A tactical race, Kipyegon broke from the front pack with 400m remaining, leaving her competitors racing only for silver.
Behind her, Amela Terzic of Serbia set her own national junior record by placing second in 4:07.59. Rounding out the medal stand was Ethiopia’s Senbere Teferi, running a personal best of 4:08.28.
Going for her second medal of the meet, Great Britain’s Jessica Judd finished fifth in 4:09.93, a personal best by five seconds. One spot behind came American Mary Cain, setting a new national high school record of 4:11.01. At 16, Cain is the youngest member of the United States team at the meet. Even so, she was able to break Jordan Hasay’s previous high school record by more than three seconds.
Botswana’s Nijel Amos won the men’s 800m gold medal by shaving nearly a second off the championship record of 1:44.77 by timing an eye-popping 1:43.79. As predicted, the race came down to Amos and the Kenyan duo of Timothy Kitum and Edwin Kiplagat Melly, all three of whom had cruised to victories in their semi-final heats a day ago.

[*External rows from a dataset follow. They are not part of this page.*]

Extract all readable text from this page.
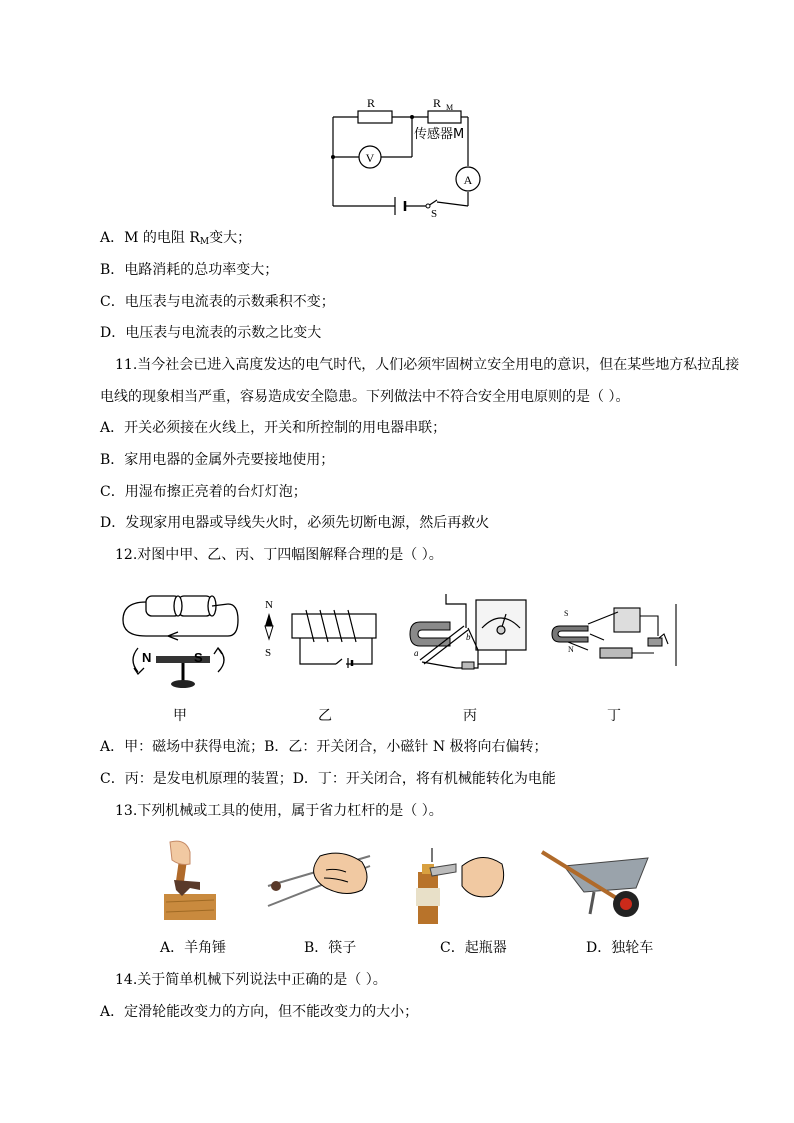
R	R M
传感器M
V
A
S
A．M 的电阻 $R_M$变大；
B．电路消耗的总功率变大；
C．电压表与电流表的示数乘积不变；
D．电压表与电流表的示数之比变大
11.当今社会已进入高度发达的电气时代，人们必须牢固树立安全用电的意识，但在某些地方私拉乱接
电线的现象相当严重，容易造成安全隐患。下列做法中不符合安全用电原则的是（ ）。
A．开关必须接在火线上，开关和所控制的用电器串联；
B．家用电器的金属外壳要接地使用；
C．用湿布擦正亮着的台灯灯泡；
D．发现家用电器或导线失火时，必须先切断电源，然后再救火
12.对图中甲、乙、丙、丁四幅图解释合理的是（ ）。
N	S
N
S	a
b
S
N
甲	乙	丙	丁
A．甲：磁场中获得电流；B．乙：开关闭合，小磁针 N 极将向右偏转；
C．丙：是发电机原理的装置；D．丁：开关闭合，将有机械能转化为电能
13.下列机械或工具的使用，属于省力杠杆的是（ ）。
A．羊角锤	B．筷子	C．起瓶器	D．独轮车
14.关于简单机械下列说法中正确的是（ ）。
A．定滑轮能改变力的方向，但不能改变力的大小；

For 700 meters, it was Puerto Rico’s Wesley Vazquez who was out in front, doing the leading duties before the three eventual medalists passed and kicked their way onto the medal stand. Proving why he is the world junior leader in the discipline, Amos came around Vazquez’s shoulder and would sprint the final straight in front. Behind, Kitum and Melly moved into second and third, where they would finish moments later.
“I am really content to get the gold today, in spite of my injured leg,” Amos told the IAAF. “It will still take some time to recover. I am proudly representing my flag today.”
Though he broke the championship record, Amos wanted more. “Actually I was expecting more competition today,” he said.
The 18-year-old national record holder will certainly get more competition come the Olympic Games, where he will represent his nation in the same event.
Amos’s gold medal is the first gold Botswana has ever won at the meet, and only the second medal of any kind (the only other was a 400m bronze by Obakeng Ngwigwa in 2004).
Kitum ran 1:44.59 for the silver, Melly 1:44.79 for the bronze.
Today’s action completed the six-day competition which is held every two years. The next edition will be held a the University of Oregon in Eugene in the United States.